The industry-integrated MBA as a way to future-proof business education

Business education faces a number of disruptive changes. To remain valuable, it has to combine the best of academic research and industry practice. This case is an example of a new industry-integrated MBA, developed, designed and delivered in deep collaboration with industry partners, which has the potential to create shared value to multiple stakeholders.

Natalia Nikolova
University of Technology Sydney

Background and objectives of the case
In 2018, the University of Technology Sydney (UTS) Business School introduced a new Advanced MBA, developed, designed and delivered in deep collaboration with industry partners. MBAs have been increasingly under scrutiny due to questions about their value and their increasing cost. Recent research has argued that to future-proof business education, universities need to increasingly embed industry practice in teaching and learning: “Scale and depth of industry based learning and internships [] will become increasingly critical as a source of competitive advantage for those universities who have the industry partnerships and pedagogy to do it well” (E&Y University of the Future Report 2018, p. 11).

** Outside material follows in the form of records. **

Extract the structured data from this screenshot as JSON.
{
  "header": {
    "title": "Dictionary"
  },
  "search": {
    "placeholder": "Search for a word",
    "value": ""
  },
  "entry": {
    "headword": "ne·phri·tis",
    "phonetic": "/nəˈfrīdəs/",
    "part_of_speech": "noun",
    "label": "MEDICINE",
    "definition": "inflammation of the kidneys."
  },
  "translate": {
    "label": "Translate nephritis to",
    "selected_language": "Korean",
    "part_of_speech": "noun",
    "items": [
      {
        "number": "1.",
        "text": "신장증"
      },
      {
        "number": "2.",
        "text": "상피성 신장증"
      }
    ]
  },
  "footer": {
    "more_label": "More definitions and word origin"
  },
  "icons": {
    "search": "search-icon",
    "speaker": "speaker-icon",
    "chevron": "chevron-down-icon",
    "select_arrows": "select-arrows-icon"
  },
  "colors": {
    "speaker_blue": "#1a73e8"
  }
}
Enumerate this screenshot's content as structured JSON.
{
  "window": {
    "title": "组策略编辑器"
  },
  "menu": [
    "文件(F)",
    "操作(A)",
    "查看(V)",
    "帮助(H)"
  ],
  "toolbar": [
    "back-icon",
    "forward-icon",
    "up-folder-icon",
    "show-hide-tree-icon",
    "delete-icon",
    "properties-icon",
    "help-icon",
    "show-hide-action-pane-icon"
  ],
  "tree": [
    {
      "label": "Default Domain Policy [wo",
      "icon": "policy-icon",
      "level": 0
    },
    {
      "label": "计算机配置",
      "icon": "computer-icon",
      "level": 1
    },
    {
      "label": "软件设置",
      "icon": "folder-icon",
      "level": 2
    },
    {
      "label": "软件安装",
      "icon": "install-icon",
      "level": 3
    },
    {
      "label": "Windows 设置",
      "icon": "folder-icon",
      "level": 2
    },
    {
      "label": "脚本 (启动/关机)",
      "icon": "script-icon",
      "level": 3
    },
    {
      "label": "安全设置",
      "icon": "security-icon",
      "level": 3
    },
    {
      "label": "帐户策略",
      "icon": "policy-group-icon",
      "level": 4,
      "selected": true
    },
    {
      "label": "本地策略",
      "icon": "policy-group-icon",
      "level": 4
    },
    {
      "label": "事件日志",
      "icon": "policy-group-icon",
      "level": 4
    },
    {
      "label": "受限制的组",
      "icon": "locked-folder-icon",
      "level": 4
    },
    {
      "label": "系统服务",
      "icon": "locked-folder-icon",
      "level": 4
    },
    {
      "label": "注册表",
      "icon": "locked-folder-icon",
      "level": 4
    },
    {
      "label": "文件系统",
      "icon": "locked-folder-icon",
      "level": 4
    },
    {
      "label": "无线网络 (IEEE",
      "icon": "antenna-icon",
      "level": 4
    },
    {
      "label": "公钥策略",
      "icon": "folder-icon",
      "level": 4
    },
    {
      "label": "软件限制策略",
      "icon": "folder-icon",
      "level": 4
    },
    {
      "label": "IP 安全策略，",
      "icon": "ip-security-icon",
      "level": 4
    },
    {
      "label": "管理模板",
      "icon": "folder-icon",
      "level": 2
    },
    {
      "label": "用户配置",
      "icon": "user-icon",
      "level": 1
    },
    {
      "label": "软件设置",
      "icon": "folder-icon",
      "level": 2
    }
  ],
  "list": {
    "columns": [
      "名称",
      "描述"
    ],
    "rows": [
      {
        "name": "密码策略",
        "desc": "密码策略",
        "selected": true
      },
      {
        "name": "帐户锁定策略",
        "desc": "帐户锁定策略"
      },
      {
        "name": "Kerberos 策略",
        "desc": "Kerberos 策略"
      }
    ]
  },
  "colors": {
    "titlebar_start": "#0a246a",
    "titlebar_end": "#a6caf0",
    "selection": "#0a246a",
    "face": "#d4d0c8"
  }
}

When UTS Business School commenced the development of a new MBA, we made the decision that the new MBA has to respond to changes in the work and educational environment, including increased competition by online providers and new competitors, such as General Assembly, ubiquitous content and rapid changes in modern workplaces. Being an applied degree seeking to prepare the future leaders in organizations, the MBA brand is only valuable if it prepares graduates for the changing nature of work. However, developing a program merely based on academics’ view of the world of work is insufficient, as academics do not necessarily have the most up-to-date knowledge and understanding of changing work practices and work environment.

We therefore embarked on developing partnerships with a range of industry partners and involving them in the co-design and co-delivery of learning modules and experiences in the new MBA. We also formed an Advisory Board overseeing and providing feedback on the development of the program with representatives from a range of industry sectors and backgrounds. Over the two-years development period, the Advisory Board members provided insights which informed the structure, focus and delivery mode of the Advanced MBA. The Board continues to offer advice in relation to marketing and positioning of the Advanced MBA.

The primary objective of the Advanced MBA is to combine the best of both academic rigor and research, and practitioner best practice and applications, to ensure that MBA graduates are well prepared to take on leading roles in organizations.